Two Prosecutors İncelemesi: Bir İdealin Peşinde

Değerlendirme: 3 / 5.

Two Prosecutors, adaletin ağırlığını sırtında taşıyan iki savcının hikâyesi üzerinden, güçle vicdan arasındaki o dar ve tehlikeli çizgide dolaşıyor.

Film, kariyerlerini ayakta tutmaya çalışırken içlerinde çürüyen parçaları saklamaya çalışan bu iki karakteri merkeze alarak başlıyor. İkisi de aynı adalet sistemi içinde çalışıyor, ama aynı gerçeğe bakarken tamamen farklı şeyler görüyorlar. Tam da bu çarpışmanın içinden konuşuyor.

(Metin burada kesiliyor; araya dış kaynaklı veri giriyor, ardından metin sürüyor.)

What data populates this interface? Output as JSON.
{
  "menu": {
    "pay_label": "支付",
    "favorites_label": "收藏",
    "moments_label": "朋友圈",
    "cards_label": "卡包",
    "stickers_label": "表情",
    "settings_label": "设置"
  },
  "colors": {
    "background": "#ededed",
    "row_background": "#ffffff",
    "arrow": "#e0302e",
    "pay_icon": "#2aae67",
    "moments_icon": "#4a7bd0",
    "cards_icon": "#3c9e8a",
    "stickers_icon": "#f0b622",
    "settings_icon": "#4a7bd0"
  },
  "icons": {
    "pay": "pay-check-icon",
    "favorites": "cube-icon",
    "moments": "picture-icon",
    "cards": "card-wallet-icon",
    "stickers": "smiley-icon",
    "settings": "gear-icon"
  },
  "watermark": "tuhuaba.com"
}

Yönetmen, adalet kavramını romantize etmek yerine soğuk bir gerçeklik hissiyle ele alıyor. Özenli ama gösterişsiz bir sinematografi, ışık geçişleri ve karakterlerin yüzündeki mikro ifadeler, sistemin yarattığı baskıyı hissedilir hâle getirmiş. Ses kullanımı bile zaman zaman karakterlerin sıkışmışlığını yankılamak için birer araç hâline geliyor. Sadece bir soruşturma anlatmıyor yapım; soruşturmanın her adımında insanların neyi kaybettiğini, neyi sakladığını ve neyi görmezden geldiğini katman katman açıyor. İki savcı arasındaki ilişki, klasik bir iyi–kötü karşıtlığına yaslanmıyor.

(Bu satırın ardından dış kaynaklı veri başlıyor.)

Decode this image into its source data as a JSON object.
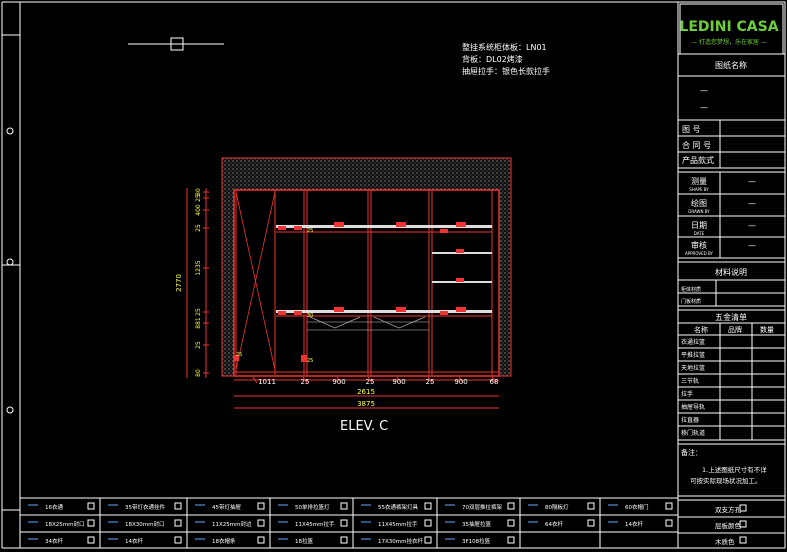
{
  "notes": {
    "line1": "整挂系统柜体板：LN01",
    "line2": "背板：DL02烤漆",
    "line3": "抽屉拉手：银色长款拉手"
  },
  "elevation_label": "ELEV. C",
  "dims": {
    "height_total": "2770",
    "left_segments": [
      "80",
      "25",
      "400",
      "25",
      "1235",
      "25",
      "881",
      "25",
      "80"
    ],
    "bottom_segments": [
      "1011",
      "25",
      "900",
      "25",
      "900",
      "25",
      "900",
      "68"
    ],
    "overall_inner": "2615",
    "overall": "3875",
    "small_vals": [
      "25",
      "25",
      "25",
      "30"
    ]
  },
  "title_block": {
    "logo": "LEDINI CASA",
    "slogan": "— 打造您梦想，乐在家居 —",
    "drawing_name": "图纸名称",
    "dash": "—",
    "drawing_no": "图    号",
    "contract_no": "合 同 号",
    "product": "产品款式",
    "measure_cn": "测量",
    "measure_en": "SHAPE BY",
    "draw_cn": "绘图",
    "draw_en": "DRAWN BY",
    "date_cn": "日期",
    "date_en": "DATE",
    "approve_cn": "审核",
    "approve_en": "APPROVED BY",
    "material_title": "材料说明",
    "material_rows": [
      "柜体材质",
      "门板材质"
    ],
    "hardware_title": "五金清单",
    "hardware_cols": [
      "名称",
      "品牌",
      "数量"
    ],
    "hardware_rows": [
      "衣通拉篮",
      "平推拉篮",
      "天地拉篮",
      "三节轨",
      "拉手",
      "抽屉导轨",
      "拉直器",
      "移门轨道"
    ],
    "note_label": "备注：",
    "note_text": "1.上述图纸尺寸有不详\n可按实际现场状况加工。",
    "footer": [
      "双支方孔",
      "层板颜色",
      "木质色"
    ]
  },
  "legend": {
    "row1": [
      "16衣通",
      "35带灯衣通挂件",
      "45带灯抽屉",
      "50单排拉篮灯",
      "55衣通裤架灯具",
      "70双层推拉裤架",
      "80隔板灯",
      "60衣帽门",
      "铰链门"
    ],
    "row2": [
      "18X25mm封口",
      "18X30mm封口",
      "11X25mm封边",
      "11X45mm拉手",
      "11X45mm拉手",
      "35抽屉拉篮",
      "64衣杆",
      "14衣杆",
      ""
    ],
    "row3": [
      "34衣杆",
      "14衣杆",
      "18衣帽条",
      "18拉篮",
      "17X30mm挂衣杆",
      "3F108拉篮",
      "",
      "",
      ""
    ]
  }
}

Bir “iş ortaklığı” değil, bir “vicdan ortaklığı” izletiyor aslında. Her dosya birinin hayatını, birinin hatasını, birinin sessizliğini temsil ediyor. Bu dosyalar sadece adli belgeler değil; karakterlerin üzerlerine birer ağırlık gibi çöken, her açıldığında biraz daha yıpratan bir ruh hâli. Yönetmen aslında bu motif üzerinden çok net bir şey söylüyor: Adalet yalnızca kanunla değil, insanın taşıyabildiği yükle şekilleniyor.

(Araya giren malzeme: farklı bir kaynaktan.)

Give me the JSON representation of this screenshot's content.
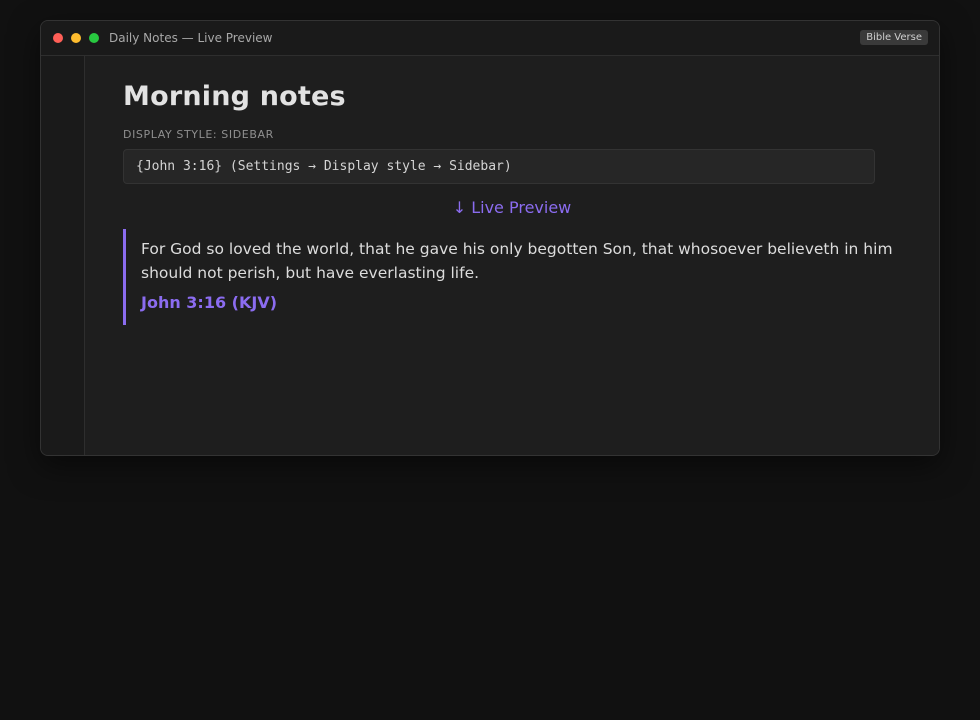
{
  "window": {
    "title": "Daily Notes — Live Preview",
    "plugin_badge": "Bible Verse"
  },
  "note": {
    "title": "Morning notes",
    "section_label": "DISPLAY STYLE: SIDEBAR",
    "code": "{John 3:16} (Settings → Display style → Sidebar)",
    "live_preview_label": "↓ Live Preview"
  },
  "verse": {
    "text": "For God so loved the world, that he gave his only begotten Son, that whosoever believeth in him should not perish, but have everlasting life.",
    "reference": "John 3:16 (KJV)"
  },
  "colors": {
    "accent": "#8b6cf0",
    "background": "#111111",
    "window": "#1e1e1e",
    "close": "#ff5f57",
    "minimize": "#febc2e",
    "maximize": "#28c840"
  }
}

Two Prosecutors, “adalet kime yarar, kimden eksilir?” sorusunu öyle bir noktaya getiriyor ki, cevap vermek zorunda değilsin; hissetmek yeterli… Film, adil olmaya çalışmanın bile bazen bir lüks olduğunu, doğruyu savunmanın kişisel bir bedeli olduğunu hatırlatıyor. Ve geriye şu kalıyor: Adalet gerçekten hak edene mi gider, yoksa gücünü en iyi saklayana mı?

bifilmkurdu öneriyor mu?

Evet. Çünkü yozlaşmış sistemlerin içinde yavaş yavaş çürüyen insanların hikâyesi, nerede yaşadığımızdan bağımsız olarak hepimize tanıdık. Ve belki de tam bu yüzden, film düşündürdüğü kadar sarsıyor.